It’s a source of great frustration and has led many soldiers to question whether all their work is for nothing if the bombers simply walk.

In Khost, which has one of the highest bombing rates in eastern Afghanistan, the situation had become untenable.

After seven years of gathering and presenting evidence the American way, U.S. forces turned to the Afghan system, bringing in Colonel H, a veteran prosecutor with 35 years in the National Directorate of Security, Afghanistan’s terrorism intelligence service.

His methods are working well, Americans say.

“The most important thing, I think, that we all missed the boat on, is that they had a system and we worked so hard to show them the American way of things,” said Tory Tyrell, a Houston police officer who is working with U.S. forces. “He’s really teaching us, showing us the way through their system, what we really should have learned years ago.”

The colonel agreed.

“For seven or eight years, there was a big gap,” he said. “They were operating according to American law and the two sides were not sharing information.”

It meant that the Americans would gather evidence on their own, then hand over a case file that would likely hold up in an American court. But for all its flaws — and corruption is a key undermining factor — the Afghan judicial system is in place, and the American case files did not fit the parameters.

In the U.S., the arresting agency usually conducts the investigations. In Afghanistan, that’s the job of the prosecutor, who was being left out of that process and was still expected to prosecute the suspect.

Reports were regularly emerging of prosecutors, along with police or judges, taking bribes to free a suspect. Those with the right connections were also walking free. In Wardak province last year, U.S. forces had reports that prosecutors received $15,000 each to release two suspects in a bombing involving U.S. soldiers.
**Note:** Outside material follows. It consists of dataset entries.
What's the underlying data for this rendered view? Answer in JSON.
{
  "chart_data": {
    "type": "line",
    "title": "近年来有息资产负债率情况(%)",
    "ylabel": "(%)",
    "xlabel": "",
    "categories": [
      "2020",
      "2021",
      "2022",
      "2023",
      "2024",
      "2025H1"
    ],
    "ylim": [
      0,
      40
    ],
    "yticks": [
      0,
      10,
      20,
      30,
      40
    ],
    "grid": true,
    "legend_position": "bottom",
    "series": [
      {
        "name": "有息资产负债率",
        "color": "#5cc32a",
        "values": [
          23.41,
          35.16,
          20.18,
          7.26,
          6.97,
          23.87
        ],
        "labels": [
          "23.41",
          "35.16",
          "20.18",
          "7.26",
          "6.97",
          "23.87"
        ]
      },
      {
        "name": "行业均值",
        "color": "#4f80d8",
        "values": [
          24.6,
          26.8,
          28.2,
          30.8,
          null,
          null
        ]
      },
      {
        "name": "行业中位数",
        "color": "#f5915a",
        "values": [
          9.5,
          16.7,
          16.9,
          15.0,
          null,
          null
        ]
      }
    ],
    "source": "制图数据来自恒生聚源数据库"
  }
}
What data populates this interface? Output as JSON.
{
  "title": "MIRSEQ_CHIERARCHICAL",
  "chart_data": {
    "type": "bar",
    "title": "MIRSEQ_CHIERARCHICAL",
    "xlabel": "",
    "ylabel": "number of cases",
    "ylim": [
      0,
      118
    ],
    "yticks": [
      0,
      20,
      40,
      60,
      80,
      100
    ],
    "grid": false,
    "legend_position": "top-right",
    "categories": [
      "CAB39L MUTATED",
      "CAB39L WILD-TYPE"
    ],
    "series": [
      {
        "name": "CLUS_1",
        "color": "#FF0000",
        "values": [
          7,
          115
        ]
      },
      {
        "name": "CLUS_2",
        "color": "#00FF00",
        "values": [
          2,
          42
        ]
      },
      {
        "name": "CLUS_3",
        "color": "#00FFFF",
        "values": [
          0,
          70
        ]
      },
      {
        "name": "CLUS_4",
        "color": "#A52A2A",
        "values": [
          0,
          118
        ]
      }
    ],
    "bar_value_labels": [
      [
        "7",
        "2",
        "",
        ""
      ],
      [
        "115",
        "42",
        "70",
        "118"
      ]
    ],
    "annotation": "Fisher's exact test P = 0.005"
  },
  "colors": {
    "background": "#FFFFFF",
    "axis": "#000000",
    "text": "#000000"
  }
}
In what is being seen as a test case for the rest of the country, the 101st Infantry Division’s 3rd Brigade Combat Team decided to bring a prosecutor on board to see whether he could help create winnable cases in an Afghan court.

They interviewed six or seven candidates and finally settled on Colonel H, who had years of experience in the courtroom and spent recent years setting up provincial prosecution offices across the country.

The colonel doesn’t speak English and must communicate with his new partners through an interpreter.

In April, he was still negotiating terms from behind his desk on the U.S. base, including a request for his own vehicle and security so he doesn’t have to depend on the Afghan police to cart him around the provincial capital and can move about without a convoy of American military vehicles.

Capt. Jill Glasenapp, the brigade provost marshal, said last week that her unit had found funding to better support the colonel and that a vehicle was in the works. She also said they were sharing more information, and it was helping streamline cases.

“By having him here, we can collect our evidence and fill that gap between us and Afghan law,” she said.

The 3rd Brigade believes the colonel is working out so well they are looking to expand the program with other prosecutors in Paktiya and Paktika provinces, Glasenapp said. There are plans to bring NDS prosecutors to the detention center at Bagram Air Field, where the lack of transparency surrounding the detainees is deeply controversial.

In February, U.S. forces took eight detainees and had to release seven because of the disconnect between the prosecutor and the evidence.

Those numbers showed a shift in March, Glasenapp said. Between April and May, the brigade, which operates in Khost, Paktika and Paktiya provinces, took a total of 56 detainees. Of those, 17 were prosecuted or are awaiting prosecution by the NDS. An additional 10 were sent to the detention center on Bagram.

That gave the brigade a retention rate of 48 percent, double the rate for the same period in 2009, when 47 detainees were taken and 12 were sent to the Bagram prison, she said.

Two of the current cases have won convictions with the colonel’s help, Glasenapp said. She expects the rest of the cases to go to trial in the next month.

Recently, Colonel H helped pull together a case involving four members of the same family. One brother was in detention at the Bagram Air Field and the colonel obtained a confession from him and developed evidence for a case against the entire family, Glasenapp said.

“It seems like it’s just one person,” said Maj. Griffin Mealhow, a tactical legal adviser for the Asymmetric Warfare Group, which is involved in the investigations and capture of IED suspects. “He brings a whole host of influence through the people he works for, and we have a whole better view of the system. It eliminates a lot of excuses.”